American oil pioneer (1855–1930)

George Franklin Getty (October 17, 1855 - May 31, 1930) was an American lawyer, pioneer oilman, father of industrialist J. Paul Getty, and patriarch of the wealthy Getty family.

==Life and career==
Getty was born in 1855 in Allegany County, Maryland, to Martha Ann (Wily) and John Getty (1835-1861), who was the son of James Getty and the grandson of another John Getty, a Presbyterian Ulster Scots peasant who immigrated to America and claimed kinship with the namesake of Gettysburg, Pennsylvania. However, Robert Lenzner wrote in his book The Great Getty that Gettysburg was founded by the Gettys family, not Getty. Shortly after his birth Getty's family moved from Maryland to Ohio where his father died in 1861. George was forced to work at a young age until his uncle, Joseph Getty, provided funds for him to attend school. He earned a Bachelor of Science from Ohio Northern University in 1879.

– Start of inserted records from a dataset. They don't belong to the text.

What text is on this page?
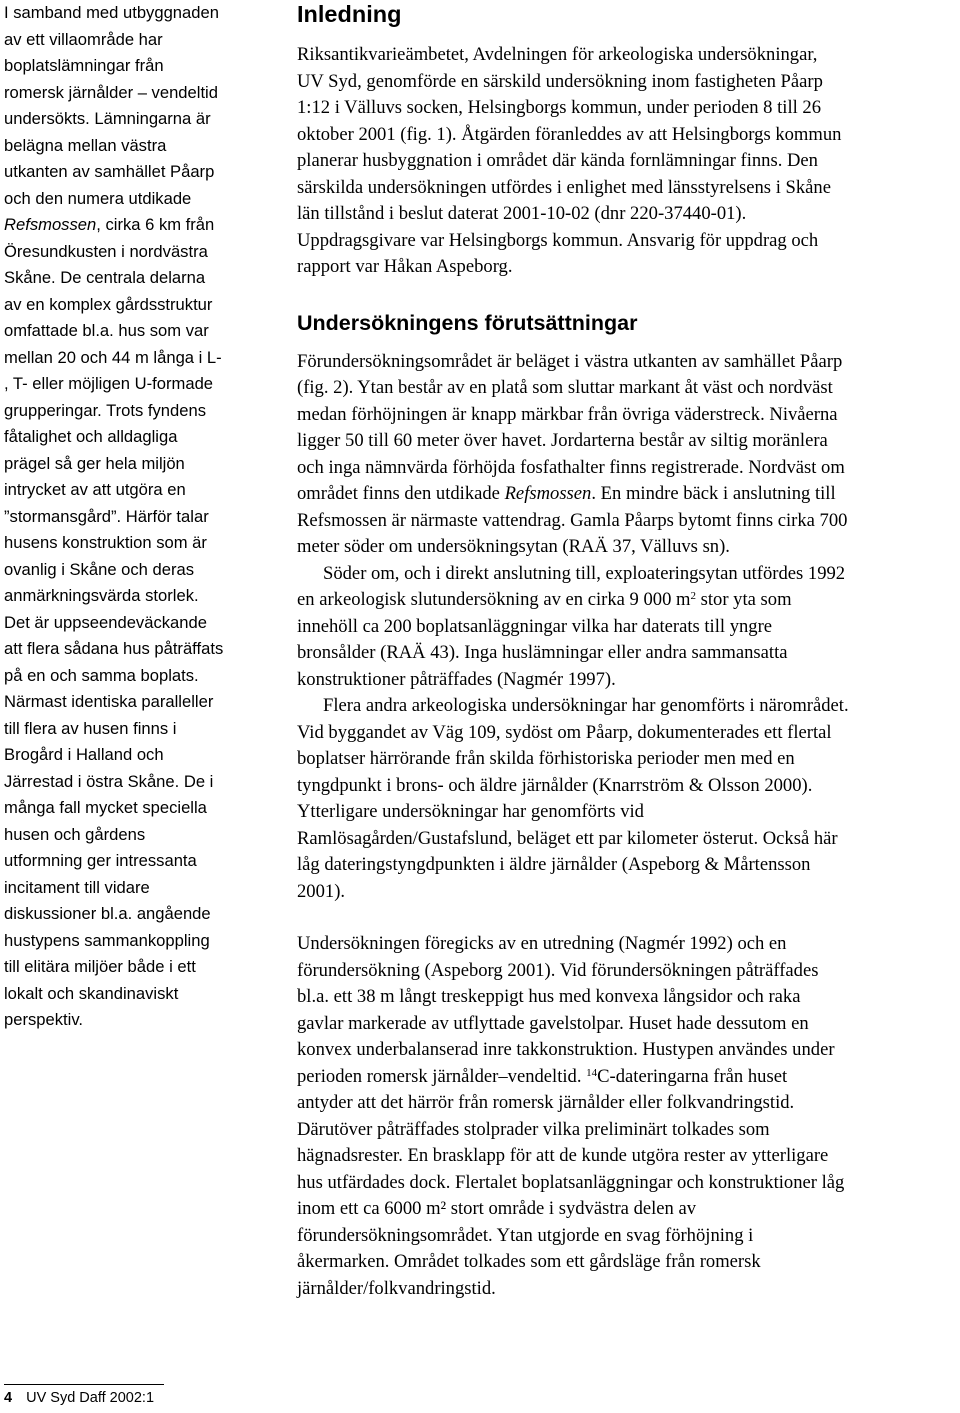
I samband med utbyggnaden
av ett villaområde har
boplatslämningar från
romersk järnålder – vendeltid
undersökts. Lämningarna är
belägna mellan västra
utkanten av samhället Påarp
och den numera utdikade
Refsmossen, cirka 6 km från
Öresundkusten i nordvästra
Skåne. De centrala delarna
av en komplex gårdsstruktur
omfattade bl.a. hus som var
mellan 20 och 44 m långa i L-
, T- eller möjligen U-formade
grupperingar. Trots fyndens
fåtalighet och alldagliga
prägel så ger hela miljön
intrycket av att utgöra en
”stormansgård”. Härför talar
husens konstruktion som är
ovanlig i Skåne och deras
anmärkningsvärda storlek.
Det är uppseendeväckande
att flera sådana hus påträffats
på en och samma boplats.
Närmast identiska paralleller
till flera av husen finns i
Brogård i Halland och
Järrestad i östra Skåne. De i
många fall mycket speciella
husen och gårdens
utformning ger intressanta
incitament till vidare
diskussioner bl.a. angående
hustypens sammankoppling
till elitära miljöer både i ett
lokalt och skandinaviskt
perspektiv.
Inledning
Riksantikvarieämbetet, Avdelningen för arkeologiska undersökningar,
UV Syd, genomförde en särskild undersökning inom fastigheten Påarp
1:12 i Välluvs socken, Helsingborgs kommun, under perioden 8 till 26
oktober 2001 (fig. 1). Åtgärden föranleddes av att Helsingborgs kommun
planerar husbyggnation i området där kända fornlämningar finns. Den
särskilda undersökningen utfördes i enlighet med länsstyrelsens i Skåne
län tillstånd i beslut daterat 2001-10-02 (dnr 220-37440-01).
Uppdragsgivare var Helsingborgs kommun. Ansvarig för uppdrag och
rapport var Håkan Aspeborg.
Undersökningens förutsättningar
Förundersökningsområdet är beläget i västra utkanten av samhället Påarp
(fig. 2). Ytan består av en platå som sluttar markant åt väst och nordväst
medan förhöjningen är knapp märkbar från övriga väderstreck. Nivåerna
ligger 50 till 60 meter över havet. Jordarterna består av siltig moränlera
och inga nämnvärda förhöjda fosfathalter finns registrerade. Nordväst om
området finns den utdikade Refsmossen. En mindre bäck i anslutning till
Refsmossen är närmaste vattendrag. Gamla Påarps bytomt finns cirka 700
meter söder om undersökningsytan (RAÄ 37, Välluvs sn).
Söder om, och i direkt anslutning till, exploateringsytan utfördes 1992
en arkeologisk slutundersökning av en cirka 9 000 $m^2$ stor yta som
innehöll ca 200 boplatsanläggningar vilka har daterats till yngre
bronsålder (RAÄ 43). Inga huslämningar eller andra sammansatta
konstruktioner påträffades (Nagmér 1997).
Flera andra arkeologiska undersökningar har genomförts i närområdet.
Vid byggandet av Väg 109, sydöst om Påarp, dokumenterades ett flertal
boplatser härrörande från skilda förhistoriska perioder men med en
tyngdpunkt i brons- och äldre järnålder (Knarrström & Olsson 2000).
Ytterligare undersökningar har genomförts vid
Ramlösagården/Gustafslund, beläget ett par kilometer österut. Också här
låg dateringstyngdpunkten i äldre järnålder (Aspeborg & Mårtensson
2001).
Undersökningen föregicks av en utredning (Nagmér 1992) och en
förundersökning (Aspeborg 2001). Vid förundersökningen påträffades
bl.a. ett 38 m långt treskeppigt hus med konvexa långsidor och raka
gavlar markerade av utflyttade gavelstolpar. Huset hade dessutom en
konvex underbalanserad inre takkonstruktion. Hustypen användes under
perioden romersk järnålder–vendeltid. $^{14}$C-dateringarna från huset
antyder att det härrör från romersk järnålder eller folkvandringstid.
Därutöver påträffades stolprader vilka preliminärt tolkades som
hägnadsrester. En brasklapp för att de kunde utgöra rester av ytterligare
hus utfärdades dock. Flertalet boplatsanläggningar och konstruktioner låg
inom ett ca 6000 m² stort område i sydvästra delen av
förundersökningsområdet. Ytan utgjorde en svag förhöjning i
åkermarken. Området tolkades som ett gårdsläge från romersk
järnålder/folkvandringstid.
4 UV Syd Daff 2002:1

Eventually, Getty married and attended law school at the University of Michigan Law School and was admitted to the bar. In 1884, George F. Getty moved to Minneapolis, Minnesota where he specialized in insurance and corporate law and made a good living in what was the "flour capital" of America. In 1890, his first child, a daughter, died in a typhoid epidemic that hit the city. In 1892, the Gettys had another child, a son, Jean Paul Getty (later known as J. Paul Getty).

In 1904, the Gettys moved from Minnesota to Oklahoma, where George began a career as an independent oilman. Within two years, he had amassed a fortune from his Minnehoma Oil Company and moved his family to Los Angeles, California. In 1913, George lent his son Jean Paul (then aged 21) money to invest in oil wells. By 1915, Jean Paul had made his first million and the following year George and Jean Paul incorporated the Getty Oil Company, later to become Getty Oil.

George never approved of Jean Paul's lifestyle. Perhaps this is why he did not leave the company in the sole control of his son. George F. Getty died in 1930. He left his estate, in the form of the controlling interest in the family firm "George F. Getty, Inc.", and valued at between $10 million and $15 million U.S. ($ million and $ million, respectively, in ), to his wife Sarah, although Jean Paul Getty became President of the firm.

==George Getty II==

Jean Paul Getty's eldest son, George Franklin Getty's grandson, was named George Franklin Getty II (1924–1973). He was an executive in the Getty Oil company until his death, which the L.A. County coroner ruled a probable suicide. His residence, Getty House, was then donated to the city, and became the official residence of the serving Mayor of Los Angeles.